When antibody performance varies across experimental systems:
Target expression levels: Quantify target expression in each system to identify potential threshold effects
Post-translational modifications: Assess whether target protein modifications differ between systems
Accessory protein variation: Investigate whether interaction partners present in one system but not others affect antibody binding
Microenvironment factors: Consider whether pH, ionic strength, or other environmental factors influence binding
The interpretation of system-dependent performance should consider both technical and biological factors.

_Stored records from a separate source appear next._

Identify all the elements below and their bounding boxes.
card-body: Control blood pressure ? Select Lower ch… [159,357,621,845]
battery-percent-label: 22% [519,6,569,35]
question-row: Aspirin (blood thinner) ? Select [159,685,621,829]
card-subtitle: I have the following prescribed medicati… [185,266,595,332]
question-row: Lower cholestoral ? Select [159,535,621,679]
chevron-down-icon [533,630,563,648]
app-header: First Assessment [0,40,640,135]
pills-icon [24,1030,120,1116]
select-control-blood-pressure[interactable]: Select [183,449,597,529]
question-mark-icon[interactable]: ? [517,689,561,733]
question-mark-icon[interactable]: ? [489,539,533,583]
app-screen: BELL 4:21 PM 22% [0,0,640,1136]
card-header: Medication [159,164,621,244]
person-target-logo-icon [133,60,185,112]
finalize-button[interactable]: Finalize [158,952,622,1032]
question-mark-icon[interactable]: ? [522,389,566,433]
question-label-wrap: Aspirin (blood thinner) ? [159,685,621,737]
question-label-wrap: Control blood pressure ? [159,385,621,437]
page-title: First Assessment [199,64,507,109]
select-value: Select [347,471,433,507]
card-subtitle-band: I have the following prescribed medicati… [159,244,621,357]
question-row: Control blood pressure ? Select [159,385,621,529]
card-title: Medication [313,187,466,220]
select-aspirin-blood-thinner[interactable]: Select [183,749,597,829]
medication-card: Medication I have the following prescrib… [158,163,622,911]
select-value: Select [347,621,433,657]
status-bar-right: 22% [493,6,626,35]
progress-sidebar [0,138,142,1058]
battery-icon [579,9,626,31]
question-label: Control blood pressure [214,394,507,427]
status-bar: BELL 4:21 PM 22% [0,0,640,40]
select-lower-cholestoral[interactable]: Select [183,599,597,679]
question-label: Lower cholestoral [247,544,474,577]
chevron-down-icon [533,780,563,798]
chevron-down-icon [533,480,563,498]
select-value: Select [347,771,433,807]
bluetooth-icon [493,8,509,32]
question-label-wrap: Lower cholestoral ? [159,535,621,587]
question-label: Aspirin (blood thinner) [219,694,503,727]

For example, structural studies of antibody-receptor complexes reveal that antibodies can engage with extracellular regions through complex interaction networks involving multiple receptor regions . These interactions may be differentially affected by the membrane composition or receptor conformational dynamics present in various experimental systems.
Optimizing antibodies for super-resolution microscopy requires:
Size considerations: Smaller antibody formats improve spatial resolution by decreasing the distance between fluorophore and target
Photostability optimization: Select fluorophores and conjugation methods that minimize photobleaching
Labeling density control: Adjust antibody concentration to achieve optimal signal density
Specificity validation: Conduct rigorous controls to confirm signal specificity in the microscopy context
Single-domain antibodies (nanobodies) offer particular advantages for super-resolution applications due to their small size (approximately 15 kDa) . This reduced size decreases the displacement between the fluorophore and the actual target location, improving the achievable resolution in techniques like STORM or PALM.
Implementing spatiotemporal control with antibodies involves:
Photocaged antibodies: Develop light-activatable antibody formats that can be triggered with spatial precision
Inducible expression systems: Create cellular systems expressing intracellular antibodies under temporal control
Optogenetic fusion proteins: Engineer light-responsive domains into antibody constructs
Targeted delivery systems: Develop methods for localized antibody delivery to specific tissues or subcellular compartments
Research on antibody fragment biosensors demonstrates how antibodies can be expressed in specific cell types or intracellular organelles to interrogate localized signaling processes . These approaches enable precise spatiotemporal analysis of protein function in complex biological systems.
Combining antibodies with targeted protein degradation requires:
E3 ligase recruitment: Conjugate antibodies to molecules that recruit E3 ubiquitin ligases
Proteasome targeting: Design bifunctional molecules that simultaneously bind the target and the proteasome
Validation strategies: Implement time-course experiments to confirm protein degradation kinetics
Specificity assessment: Conduct proteome-wide analyses to confirm selective degradation
Recent research highlights the potential for integrating antibody technologies with targeted protein degradation approaches to inactivate otherwise undruggable targets . This combination leverages the high specificity of antibodies with the catalytic efficiency of cellular degradation machinery, opening new possibilities for functional studies and therapeutic development.